8 p.m. Feb. 7; 7 p.m. Feb. 8. $69.85-$147.90 after Ticketmaster fees. Philips Arena, 1 Philips Drive, Atlanta. www.ticketmaster.com.

Only a handful of stand-up comics have deemed themselves popular enough to book solo shows at Philips Arena in the past three years: Jeff Dunham, Kevin Hart and Decatur’s own Chris Tucker.

Veteran comedian Katt Williams joins this exclusive group with a Philips show this Saturday that is largely sold out. And he has one-upped those other comics by adding a second show on Sunday, placing tickets on sale a mere five days earlier.

“That puts him in rock star status,” said Marshall Chiles, owner of comedy club Laughing Skull Lounge in Midtown. “And he put the work into it. You don’t accidentally get to that level.”

In recent years, Williams has been a staple at Atlanta Civic Center, one-third the size of Philips, selling out two dates a year ago there.

Williams, 41, is not a mainstream household name and doesn’t anchor big Hollywood movies like Hart or Tucker has. Instead, he’s gradually built his audience with his distinctive high-pitched voice and a bracing, often warped, sense of humor. Over the past 25 years, he’s made regular appearances on various BET shows including as annual host of the Atlanta-based “BET Hip Hop Awards.” He also has multiple HBO specials under his belt and had small, notable roles in films such as 2002’s “Friday After Next” and 2013’s “Scary Movie 5,” shot in Atlanta.

And he has become tabloid fodder thanks to a flurry of arrests over the years with charges ranging from allegedly beating a man with a bottle to pulling a gun on a fellow comic. Last fall, he and his friend and troubled rap mogul Suge Knight were arrested after being accused of stealing a paparazzi’s camera.

“You can only get arrested six times before it ain’t fun no more,” Williams cracked during his 2012 HBO special “Kattpacalypse,” available on Netflix.

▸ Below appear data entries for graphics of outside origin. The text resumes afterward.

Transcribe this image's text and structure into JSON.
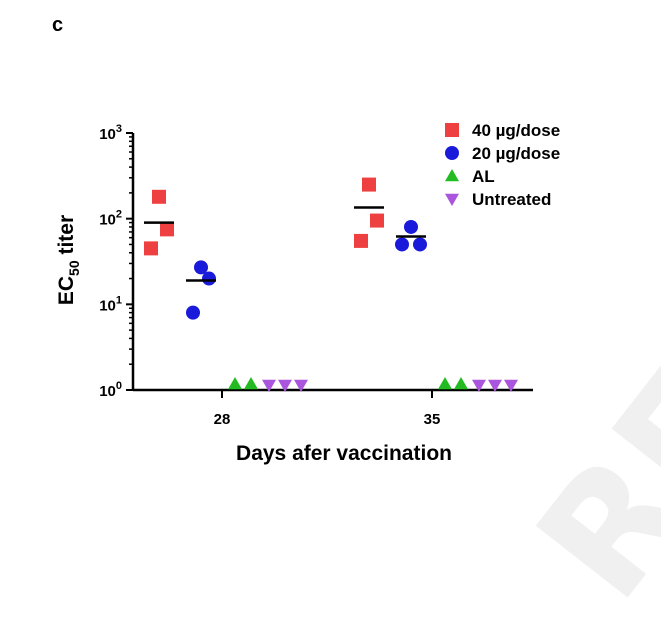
{
  "panel_label": "c",
  "watermark": "REVIEW",
  "chart_data": {
    "type": "scatter",
    "title": "",
    "xlabel": "Days afer vaccination",
    "ylabel_main": "EC",
    "ylabel_sub": "50",
    "ylabel_rest": " titer",
    "yscale": "log",
    "ylim": [
      1,
      1000
    ],
    "y_ticks": [
      {
        "value": 1,
        "base": "10",
        "exp": "0"
      },
      {
        "value": 10,
        "base": "10",
        "exp": "1"
      },
      {
        "value": 100,
        "base": "10",
        "exp": "2"
      },
      {
        "value": 1000,
        "base": "10",
        "exp": "3"
      }
    ],
    "categories": [
      "28",
      "35"
    ],
    "legend_position": "top-right",
    "series": [
      {
        "name": "40 µg/dose",
        "marker": "square",
        "color": "#ee4040",
        "offset": -1.5,
        "points": {
          "28": [
            180,
            75,
            45
          ],
          "35": [
            250,
            95,
            55
          ]
        },
        "means": {
          "28": 90,
          "35": 135
        }
      },
      {
        "name": "20 µg/dose",
        "marker": "circle",
        "color": "#1a1adb",
        "offset": -0.5,
        "points": {
          "28": [
            27,
            20,
            8
          ],
          "35": [
            80,
            50,
            50
          ]
        },
        "means": {
          "28": 19,
          "35": 62
        }
      },
      {
        "name": "AL",
        "marker": "triangle-up",
        "color": "#22bb22",
        "offset": 0.5,
        "points": {
          "28": [
            1,
            1
          ],
          "35": [
            1,
            1
          ]
        },
        "means": {}
      },
      {
        "name": "Untreated",
        "marker": "triangle-down",
        "color": "#aa55dd",
        "offset": 1.5,
        "points": {
          "28": [
            1,
            1,
            1
          ],
          "35": [
            1,
            1,
            1
          ]
        },
        "means": {}
      }
    ]
  }
}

His shows are packed with a fervent, preacherlike physicality. Within minutes of Williams hitting the stage, sweat is pouring off his forehead in James Brown fashion, soaking his silk vests. In his 2014 HBO special “Priceless: Afterlife,” directed by Spike Lee, he tackled his own brushes with the law, Paula Deen, atheists, and gays in sports. He isn’t clean by any stretch of the imagination, liberally throwing out curse words and the N-word with equal ardor.

Roy Wood Jr., a stand-up comic and afternoon host on R&B station Kiss 104.1, admires how Williams can bounce back from so much adversity. “It’s great that he lives to tell these stories,” he wrote in a text. He also likes how Williams broaches complex subjects other comics shy away from, be it religion or police brutality: “If you listen closely to Katt, his comedy is a lot more than a guy in a perm yelling for 60 minutes.”

Special K, a comic who is part of the syndicated “Rickey Smiley Morning Show,” said Williams’ public persona is a man on the verge of being unhinged although fellow comics find him to be utterly likable. Fans “want to be around in the event of a meltdown!” he said. (Williams has been known to take down a heckler or two.)

He loves Williams’ energy and his attitude: “Katt Williams is who he is and he makes the public accept that. He doesn’t conform to accommodate the masses.”